Sectioning

class py_pdf_parser.sectioning.Section(document: PDFDocument, name: str, unique_name: str, start_element: PDFElement, end_element: PDFElement)

A continuous group of elements within a document.

A section is intended to label a group of elements. Said elements must be continuous in the document.

Warning

You should not instantiate a Section class yourself, but should call create_section from the Sectioning class below.

Parameters:
  • document (PDFDocument) – A reference to the document.
  • name (str) – The name of the section.
  • unique_name (str) – Multiple sections can have the same name, but a unique name will be generated by the Sectioning class.
  • start_element (PDFElement) – The first element in the section.
  • end_element (PDFElement) – The last element in the section.
elements

All the elements in the section.

Returns:All the elements in the section.
Return type:ElementList
class py_pdf_parser.sectioning.Sectioning(document: PDFDocument)

A sectioning utilities class, made available on all PDFDocuments as .sectioning.

create_section(name: str, start_element: PDFElement, end_element: PDFElement, include_last_element: bool = True) → Section

Creates a new section with the specified name.

Creates a new section with the specified name, starting at start_element and ending at end_element (inclusive). The unique name will be set to name_<idx> where <idx> is the number of existing sections with that name.

Parameters:
  • name (str) – The name of the new section.
  • start_element (PDFElement) – The first element in the section.
  • end_element (PDFElement) – The last element in the section.
  • include_last_element (bool) – Whether the end_element should be included in the section, or only the elements which are strictly before the end element. Default: True (i.e. include end_element).
Returns:

The created section.

Return type:

Section

Raises:

InvalidSectionError – If a the created section would be invalid.

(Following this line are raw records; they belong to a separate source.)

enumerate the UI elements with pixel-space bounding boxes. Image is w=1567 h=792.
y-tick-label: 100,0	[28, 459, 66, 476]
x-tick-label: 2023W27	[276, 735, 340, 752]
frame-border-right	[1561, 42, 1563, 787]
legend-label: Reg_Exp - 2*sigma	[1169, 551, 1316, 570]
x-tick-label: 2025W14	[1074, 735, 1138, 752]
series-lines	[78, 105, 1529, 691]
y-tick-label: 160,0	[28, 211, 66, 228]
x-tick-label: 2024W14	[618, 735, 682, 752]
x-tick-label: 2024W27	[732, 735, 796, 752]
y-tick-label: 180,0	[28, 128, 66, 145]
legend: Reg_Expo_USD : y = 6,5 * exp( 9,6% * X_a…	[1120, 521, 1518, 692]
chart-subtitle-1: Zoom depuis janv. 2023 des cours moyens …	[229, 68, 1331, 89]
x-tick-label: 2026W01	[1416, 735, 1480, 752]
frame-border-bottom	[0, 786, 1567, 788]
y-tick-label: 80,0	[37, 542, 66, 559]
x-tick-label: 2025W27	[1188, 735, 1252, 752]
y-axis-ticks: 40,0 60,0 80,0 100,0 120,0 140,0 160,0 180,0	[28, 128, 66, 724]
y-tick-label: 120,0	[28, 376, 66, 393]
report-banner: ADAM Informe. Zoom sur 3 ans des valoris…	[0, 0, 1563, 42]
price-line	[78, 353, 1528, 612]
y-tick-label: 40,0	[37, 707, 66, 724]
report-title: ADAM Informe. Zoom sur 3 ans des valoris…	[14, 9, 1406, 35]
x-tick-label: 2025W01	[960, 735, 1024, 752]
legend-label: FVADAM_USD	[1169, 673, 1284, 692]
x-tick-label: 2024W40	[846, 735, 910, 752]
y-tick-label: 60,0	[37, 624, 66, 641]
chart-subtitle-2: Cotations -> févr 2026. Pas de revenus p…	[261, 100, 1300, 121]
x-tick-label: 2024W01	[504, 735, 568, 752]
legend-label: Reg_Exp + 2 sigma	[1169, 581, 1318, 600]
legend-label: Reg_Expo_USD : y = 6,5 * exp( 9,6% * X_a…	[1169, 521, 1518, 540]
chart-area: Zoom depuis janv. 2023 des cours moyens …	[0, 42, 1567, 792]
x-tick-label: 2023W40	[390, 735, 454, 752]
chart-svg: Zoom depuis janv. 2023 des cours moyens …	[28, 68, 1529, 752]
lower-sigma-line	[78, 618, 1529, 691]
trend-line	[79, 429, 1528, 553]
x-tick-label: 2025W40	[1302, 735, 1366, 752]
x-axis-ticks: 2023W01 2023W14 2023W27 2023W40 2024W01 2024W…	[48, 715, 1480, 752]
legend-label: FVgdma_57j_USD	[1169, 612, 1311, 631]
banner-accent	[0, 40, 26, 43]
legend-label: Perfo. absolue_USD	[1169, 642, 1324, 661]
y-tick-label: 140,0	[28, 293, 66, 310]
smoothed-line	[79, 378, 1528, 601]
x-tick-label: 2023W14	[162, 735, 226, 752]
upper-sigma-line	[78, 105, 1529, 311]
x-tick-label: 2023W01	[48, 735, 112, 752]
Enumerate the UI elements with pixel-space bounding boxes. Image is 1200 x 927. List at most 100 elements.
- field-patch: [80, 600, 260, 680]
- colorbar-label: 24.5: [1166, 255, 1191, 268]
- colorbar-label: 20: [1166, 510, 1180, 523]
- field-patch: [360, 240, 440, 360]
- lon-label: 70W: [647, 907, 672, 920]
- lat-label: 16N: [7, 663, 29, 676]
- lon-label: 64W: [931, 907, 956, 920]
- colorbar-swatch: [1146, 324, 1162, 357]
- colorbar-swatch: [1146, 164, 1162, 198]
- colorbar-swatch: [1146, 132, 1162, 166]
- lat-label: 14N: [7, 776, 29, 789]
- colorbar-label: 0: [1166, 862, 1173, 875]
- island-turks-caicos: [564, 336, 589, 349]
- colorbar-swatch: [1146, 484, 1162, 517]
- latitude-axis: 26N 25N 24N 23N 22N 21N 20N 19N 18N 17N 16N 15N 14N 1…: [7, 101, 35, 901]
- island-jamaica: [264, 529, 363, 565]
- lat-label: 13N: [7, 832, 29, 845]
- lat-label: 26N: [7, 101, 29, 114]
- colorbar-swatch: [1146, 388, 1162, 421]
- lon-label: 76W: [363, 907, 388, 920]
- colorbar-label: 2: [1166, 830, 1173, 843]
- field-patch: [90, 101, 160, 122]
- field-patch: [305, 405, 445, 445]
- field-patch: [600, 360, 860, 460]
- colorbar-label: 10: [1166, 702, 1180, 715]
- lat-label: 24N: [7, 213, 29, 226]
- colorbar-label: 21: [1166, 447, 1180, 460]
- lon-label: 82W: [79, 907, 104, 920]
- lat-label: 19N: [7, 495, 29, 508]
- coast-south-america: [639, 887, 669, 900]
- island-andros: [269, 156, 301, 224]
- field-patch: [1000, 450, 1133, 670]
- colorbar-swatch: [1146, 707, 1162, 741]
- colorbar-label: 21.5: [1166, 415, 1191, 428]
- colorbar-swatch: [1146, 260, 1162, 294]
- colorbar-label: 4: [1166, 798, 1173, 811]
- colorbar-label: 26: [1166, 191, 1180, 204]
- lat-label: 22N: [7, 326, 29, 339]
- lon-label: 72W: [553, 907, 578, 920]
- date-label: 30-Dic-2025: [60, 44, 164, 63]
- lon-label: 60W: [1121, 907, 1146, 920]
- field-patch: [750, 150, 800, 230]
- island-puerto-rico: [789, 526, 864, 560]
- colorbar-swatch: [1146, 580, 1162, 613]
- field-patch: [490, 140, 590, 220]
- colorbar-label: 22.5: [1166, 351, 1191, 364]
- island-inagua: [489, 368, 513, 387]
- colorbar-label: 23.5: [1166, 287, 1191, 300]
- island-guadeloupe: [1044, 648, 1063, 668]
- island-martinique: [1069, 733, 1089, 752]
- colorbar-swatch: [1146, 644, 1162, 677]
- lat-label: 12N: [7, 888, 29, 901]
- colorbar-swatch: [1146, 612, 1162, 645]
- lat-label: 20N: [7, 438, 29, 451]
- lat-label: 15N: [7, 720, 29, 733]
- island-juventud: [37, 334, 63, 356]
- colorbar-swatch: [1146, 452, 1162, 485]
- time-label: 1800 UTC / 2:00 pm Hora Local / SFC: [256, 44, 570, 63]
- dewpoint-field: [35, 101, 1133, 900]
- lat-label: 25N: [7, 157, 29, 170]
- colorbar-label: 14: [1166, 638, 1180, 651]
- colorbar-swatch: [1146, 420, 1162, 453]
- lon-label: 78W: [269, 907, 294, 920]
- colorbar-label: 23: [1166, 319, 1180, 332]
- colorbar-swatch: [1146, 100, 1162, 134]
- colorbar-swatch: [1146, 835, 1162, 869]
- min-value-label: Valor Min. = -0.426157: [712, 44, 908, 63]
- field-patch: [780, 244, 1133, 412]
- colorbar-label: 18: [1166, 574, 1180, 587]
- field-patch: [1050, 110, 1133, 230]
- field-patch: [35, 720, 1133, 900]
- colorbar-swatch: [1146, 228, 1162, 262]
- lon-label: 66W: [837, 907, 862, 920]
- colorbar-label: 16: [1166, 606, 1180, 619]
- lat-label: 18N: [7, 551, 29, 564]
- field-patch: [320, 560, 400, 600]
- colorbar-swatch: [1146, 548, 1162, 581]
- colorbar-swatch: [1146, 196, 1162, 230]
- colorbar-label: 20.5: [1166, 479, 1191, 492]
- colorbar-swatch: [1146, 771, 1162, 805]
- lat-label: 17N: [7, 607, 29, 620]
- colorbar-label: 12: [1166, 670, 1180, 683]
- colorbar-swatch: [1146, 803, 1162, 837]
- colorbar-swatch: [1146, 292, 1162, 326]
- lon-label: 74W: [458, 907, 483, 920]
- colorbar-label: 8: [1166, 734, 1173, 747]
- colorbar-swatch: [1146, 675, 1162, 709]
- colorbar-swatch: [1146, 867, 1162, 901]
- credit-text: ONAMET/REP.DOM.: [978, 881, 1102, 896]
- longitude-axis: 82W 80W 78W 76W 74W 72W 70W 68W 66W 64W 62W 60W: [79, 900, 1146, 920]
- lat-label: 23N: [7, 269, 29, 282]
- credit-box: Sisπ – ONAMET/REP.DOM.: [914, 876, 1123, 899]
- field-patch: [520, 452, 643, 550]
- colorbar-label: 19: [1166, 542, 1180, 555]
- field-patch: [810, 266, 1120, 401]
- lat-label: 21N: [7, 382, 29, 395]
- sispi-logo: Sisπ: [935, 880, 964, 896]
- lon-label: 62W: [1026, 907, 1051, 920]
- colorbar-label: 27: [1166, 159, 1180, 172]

This is usually because the end_element comes after the start element.

get_section(unique_name: str) → py_pdf_parser.sectioning.Section

Returns the section with the given unique name.

Raises:SectionNotFoundError – If there is no section with the given unique_name.
get_sections_with_name(name: str) → Generator[py_pdf_parser.sectioning.Section, None, None]

Returns a list of all sections with the given name.

sections

Returns the list of all created Sections.